Pytam się, czy jest do pomyślenia, aby ta dziewczyna szanowała swoją matkę w domu? Chyba nie! Bo gdyby tak było, to miałaby większy szacunek i dla obcej starszej osoby. Gdyby ją matka w poszanowaniu dla siebie samej wychowała, dziewczyna owa innych również by uszanowała.

Jadę tramwajem. Wszystkie miejsca zajęte. - Wchodzi młoda kobieta. W jednej ręce ciężka torba, na drugiej małe dziecko, widzę, że drugie wkrótce przyjdzie na świat. Siedzi kilku młodych mężczyzn, panienek, nikt z młodych nie wstaje, aby miejsce zrobić. Dopiero zlitowała się nad nią jakaś starsza pani. Pytam się znowu, czy to jest w porządku? Czy zwykłe uczucie ludzkie nie każe młodym mężczyznom ustąpić miejsca ciężarnej kobiecie z dzieckiem na ręku?
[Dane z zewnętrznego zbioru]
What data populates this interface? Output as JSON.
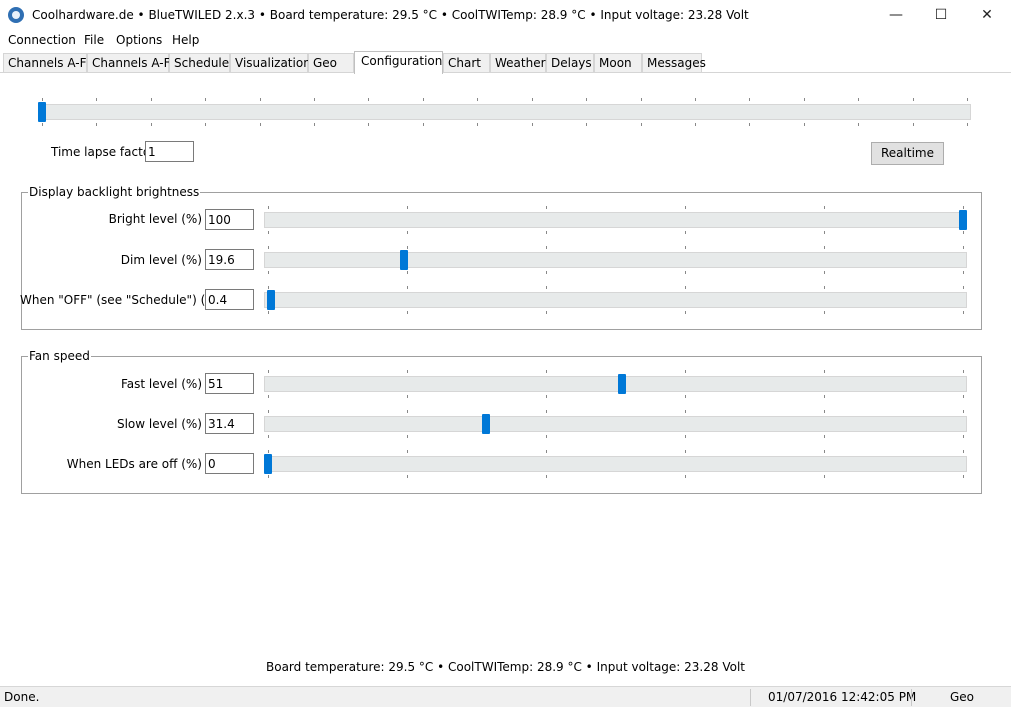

Takie kwiatki można obserwować, niestety, zbyt często. Jest to bolesny objaw lekceważenia osób starszych od siebie.

A winę ponoszą po największej części rodzice, nie wychowujący dzieci w poszanowaniu dla samych siebie i dla innych osób starszych wiekiem.
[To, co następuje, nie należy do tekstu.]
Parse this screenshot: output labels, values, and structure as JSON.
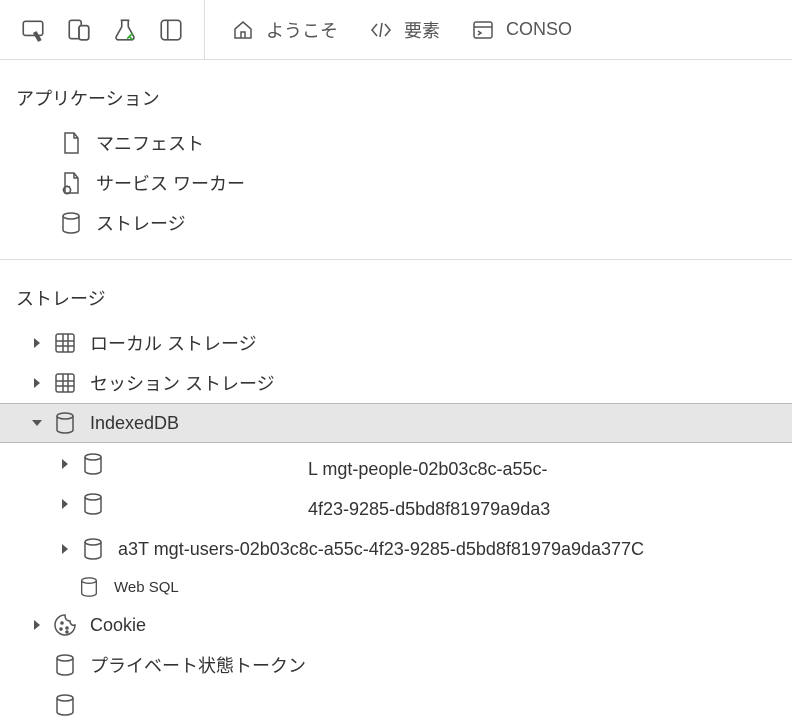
{
  "toolbar": {
    "tabs": [
      {
        "label": "ようこそ"
      },
      {
        "label": "要素"
      },
      {
        "label": "CONSO"
      }
    ]
  },
  "sections": {
    "application": {
      "title": "アプリケーション",
      "items": [
        {
          "label": "マニフェスト"
        },
        {
          "label": "サービス ワーカー"
        },
        {
          "label": "ストレージ"
        }
      ]
    },
    "storage": {
      "title": "ストレージ",
      "localStorage": {
        "label": "ローカル ストレージ"
      },
      "sessionStorage": {
        "label": "セッション ストレージ"
      },
      "indexeddb": {
        "label": "IndexedDB"
      },
      "db_line1": "L mgt-people-02b03c8c-a55c-",
      "db_line2": "4f23-9285-d5bd8f81979a9da3",
      "db2": "a3T mgt-users-02b03c8c-a55c-4f23-9285-d5bd8f81979a9da377C",
      "websql": {
        "label": "Web SQL"
      },
      "cookie": {
        "label": "Cookie"
      },
      "privateState": {
        "label": "プライベート状態トークン"
      }
    }
  }
}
Do czego to prowadzi? Do zamierzchłych czasów pogaństwa, kiedy się starych rodziców wyprowadzało do lasu na śmierć głodową, bo się młodym już na nic nie przydawali. Ale żyjemy przecież w XX. wieku, więc chyba nie będziemy się cofać, lecz jako chrześcijanie katolicy powinniśmy postępować według Przykazań Boskich.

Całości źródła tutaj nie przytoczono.